[Allan Quatermain by by H. Rider Haggard]@TWC D-Link bookAllan Quatermain CHAPTER XIII 8/19
It sends its roots through every institution and custom of the land.
From the cradle to the grave the Zu-Vendi follows the sun in every sense of the saying.
As an infant he is solemnly held up in its light and dedicated to 'the symbol of good, the expression of power, and the hope of Eternity', the ceremony answering to our baptism.
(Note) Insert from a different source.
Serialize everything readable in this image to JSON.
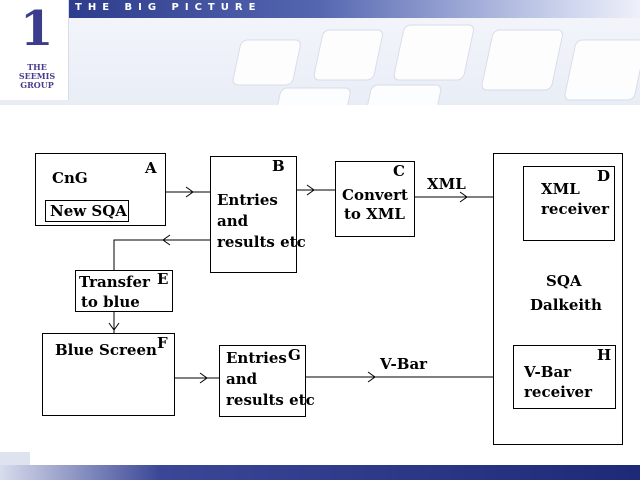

Whilst still a tiny child, his parents point out the glorious orb as the presence of a visible and beneficent god, and he worships it at its up-rising and down-setting.
Then when still quite small, he goes, holding fast to the pendent end of his mother's 'kaf' (toga), up to the temple of the Sun of the nearest city, and there, when at midday the bright beams strike down upon the golden central altar and beat back the fire that burns thereon, he hears the white-robed priests raise their solemn chant of praise and sees the people fall down to adore, and then, amidst the blowing of the golden trumpets, watches the sacrifice thrown into the fiery furnace beneath the altar.
Here he comes again to be declared 'a man' by the priests, and consecrated to war and to good works; here before the solemn altar he leads his bride; and here too, if differences shall unhappily arise, he divorces her. And so on, down life's long pathway till the last mile is travelled, and he comes again armed indeed, and with dignity, but no longer a man.